None of the reports and op-eds that have been discussed here do this. None account for the harm brought on by our routine practice of jailing people. This is because it’s a violence that is routine and largely unseen. But this doesn’t make it any less profound and quantifiable. As John Pfaff detailed for The Appeal last fall, there are real and urgent stakes at play. “People are physically and sexually assaulted in prison,” Pfaff wrote. “Mental health issues arise or worsen in prison. Prison is a vector of illness and STDs …The risk of death from a drug overdose rises sharply upon release.”

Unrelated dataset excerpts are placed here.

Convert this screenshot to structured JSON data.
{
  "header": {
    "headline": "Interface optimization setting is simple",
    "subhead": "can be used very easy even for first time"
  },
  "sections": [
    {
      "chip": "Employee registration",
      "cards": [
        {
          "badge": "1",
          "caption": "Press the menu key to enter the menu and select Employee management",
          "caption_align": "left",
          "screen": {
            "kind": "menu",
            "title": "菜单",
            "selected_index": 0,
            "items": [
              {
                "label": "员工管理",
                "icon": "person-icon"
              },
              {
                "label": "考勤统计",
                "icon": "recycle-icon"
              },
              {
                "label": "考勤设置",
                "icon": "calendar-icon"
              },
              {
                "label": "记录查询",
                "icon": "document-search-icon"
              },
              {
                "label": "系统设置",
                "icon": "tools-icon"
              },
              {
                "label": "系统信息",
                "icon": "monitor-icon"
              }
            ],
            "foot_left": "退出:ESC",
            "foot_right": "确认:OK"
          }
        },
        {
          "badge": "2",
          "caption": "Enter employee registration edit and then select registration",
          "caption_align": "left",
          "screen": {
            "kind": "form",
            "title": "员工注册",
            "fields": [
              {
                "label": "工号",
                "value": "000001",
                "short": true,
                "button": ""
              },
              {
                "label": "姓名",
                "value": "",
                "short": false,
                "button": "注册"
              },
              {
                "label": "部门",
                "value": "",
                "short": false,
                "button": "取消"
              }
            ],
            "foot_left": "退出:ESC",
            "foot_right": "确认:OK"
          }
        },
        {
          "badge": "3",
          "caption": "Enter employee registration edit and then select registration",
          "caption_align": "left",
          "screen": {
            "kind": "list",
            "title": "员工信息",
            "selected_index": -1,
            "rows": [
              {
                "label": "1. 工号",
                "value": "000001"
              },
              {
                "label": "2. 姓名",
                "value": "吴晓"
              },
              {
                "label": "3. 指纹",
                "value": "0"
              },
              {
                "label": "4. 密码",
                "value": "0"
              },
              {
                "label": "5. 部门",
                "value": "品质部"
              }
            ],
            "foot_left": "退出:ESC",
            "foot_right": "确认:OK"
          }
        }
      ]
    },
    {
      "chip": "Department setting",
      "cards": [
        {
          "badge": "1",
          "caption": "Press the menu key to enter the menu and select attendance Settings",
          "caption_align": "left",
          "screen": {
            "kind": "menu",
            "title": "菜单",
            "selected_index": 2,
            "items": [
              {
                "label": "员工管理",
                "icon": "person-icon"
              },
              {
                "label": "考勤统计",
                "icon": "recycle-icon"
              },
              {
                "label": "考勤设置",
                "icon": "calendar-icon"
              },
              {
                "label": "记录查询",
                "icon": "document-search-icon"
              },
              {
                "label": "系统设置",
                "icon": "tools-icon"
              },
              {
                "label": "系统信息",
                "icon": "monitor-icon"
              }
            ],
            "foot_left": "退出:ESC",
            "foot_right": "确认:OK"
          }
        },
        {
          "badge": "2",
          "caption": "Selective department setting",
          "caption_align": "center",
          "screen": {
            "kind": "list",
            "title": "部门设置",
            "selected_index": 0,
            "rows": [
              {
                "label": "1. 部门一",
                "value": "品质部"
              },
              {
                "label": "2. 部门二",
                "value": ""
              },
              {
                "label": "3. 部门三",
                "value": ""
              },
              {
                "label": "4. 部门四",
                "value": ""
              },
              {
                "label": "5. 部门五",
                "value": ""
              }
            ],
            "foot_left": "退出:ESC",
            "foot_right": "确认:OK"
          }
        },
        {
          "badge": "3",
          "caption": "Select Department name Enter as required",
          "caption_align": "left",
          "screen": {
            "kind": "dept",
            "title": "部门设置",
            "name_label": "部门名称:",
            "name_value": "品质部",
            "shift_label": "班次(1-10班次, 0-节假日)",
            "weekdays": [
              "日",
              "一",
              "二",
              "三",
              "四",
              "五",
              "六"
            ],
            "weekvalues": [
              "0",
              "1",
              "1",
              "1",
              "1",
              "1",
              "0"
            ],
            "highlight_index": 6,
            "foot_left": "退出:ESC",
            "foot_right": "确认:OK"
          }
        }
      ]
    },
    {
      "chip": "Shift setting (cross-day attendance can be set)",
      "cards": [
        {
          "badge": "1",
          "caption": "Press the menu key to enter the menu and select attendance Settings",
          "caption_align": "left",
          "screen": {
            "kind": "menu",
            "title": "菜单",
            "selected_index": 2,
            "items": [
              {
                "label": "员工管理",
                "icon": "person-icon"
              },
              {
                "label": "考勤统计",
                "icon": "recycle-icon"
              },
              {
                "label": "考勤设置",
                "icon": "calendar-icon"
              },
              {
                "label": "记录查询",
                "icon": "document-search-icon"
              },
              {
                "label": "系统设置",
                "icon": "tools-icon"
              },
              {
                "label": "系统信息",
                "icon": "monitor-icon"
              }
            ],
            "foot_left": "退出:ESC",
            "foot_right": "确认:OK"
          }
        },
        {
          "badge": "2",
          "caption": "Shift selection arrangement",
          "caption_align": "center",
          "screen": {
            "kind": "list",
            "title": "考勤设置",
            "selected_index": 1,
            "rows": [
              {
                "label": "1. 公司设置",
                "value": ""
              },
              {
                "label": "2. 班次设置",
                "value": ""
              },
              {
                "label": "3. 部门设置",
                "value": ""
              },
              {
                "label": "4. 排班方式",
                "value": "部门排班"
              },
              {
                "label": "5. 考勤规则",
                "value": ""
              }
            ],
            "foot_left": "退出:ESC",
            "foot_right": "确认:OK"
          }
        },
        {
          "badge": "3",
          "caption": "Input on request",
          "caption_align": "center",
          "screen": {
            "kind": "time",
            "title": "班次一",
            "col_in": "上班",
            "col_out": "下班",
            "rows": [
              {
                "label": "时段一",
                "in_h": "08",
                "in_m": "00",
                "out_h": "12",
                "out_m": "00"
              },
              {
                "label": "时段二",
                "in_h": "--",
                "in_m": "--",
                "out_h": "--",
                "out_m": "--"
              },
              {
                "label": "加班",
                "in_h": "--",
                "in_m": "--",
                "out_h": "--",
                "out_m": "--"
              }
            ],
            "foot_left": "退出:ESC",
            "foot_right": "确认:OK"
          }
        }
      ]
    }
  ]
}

In addition, prison tears families apart. Fathers and mothers are ripped away from their children. Adult children can’t care for their aging parents, money is drained from the community. Prison leads to higher aggregate unemployment, severely limits economic mobility, and has been linked to post-traumatic stress disorder (PTSD). Criminality both causes and is caused by drug addiction.

Jailing people even fails by the tough-on-crime logic its advocates claim to advance. As Media Frame noted last month, multiple studies have shown that pretrial detention increases the likelihood a person will commit future crimes. This is most likely due to “negative peer influence” of jail and the life-altering act of abruptly forcing people to drop out of high school or college and/or losing a job. Dropping out of school and losing one’s employment correlate heavily with future criminality. 


With criminal justice reform—like all social change—there will be unknowns, trade-offs, and missteps. For too long, the incentives for elected officials have been to throw as many people in jail as possible to mitigate the risk of being subject to a “Willie Horton”-style attack. The recent media pushback against reform DAs portends a similar backlash. Those working to correct the excess and cruelty of America’s prisons must know how to identify these tropes and counter them before these toxic narratives, with the media’s help, further burrow themselves in the public mind.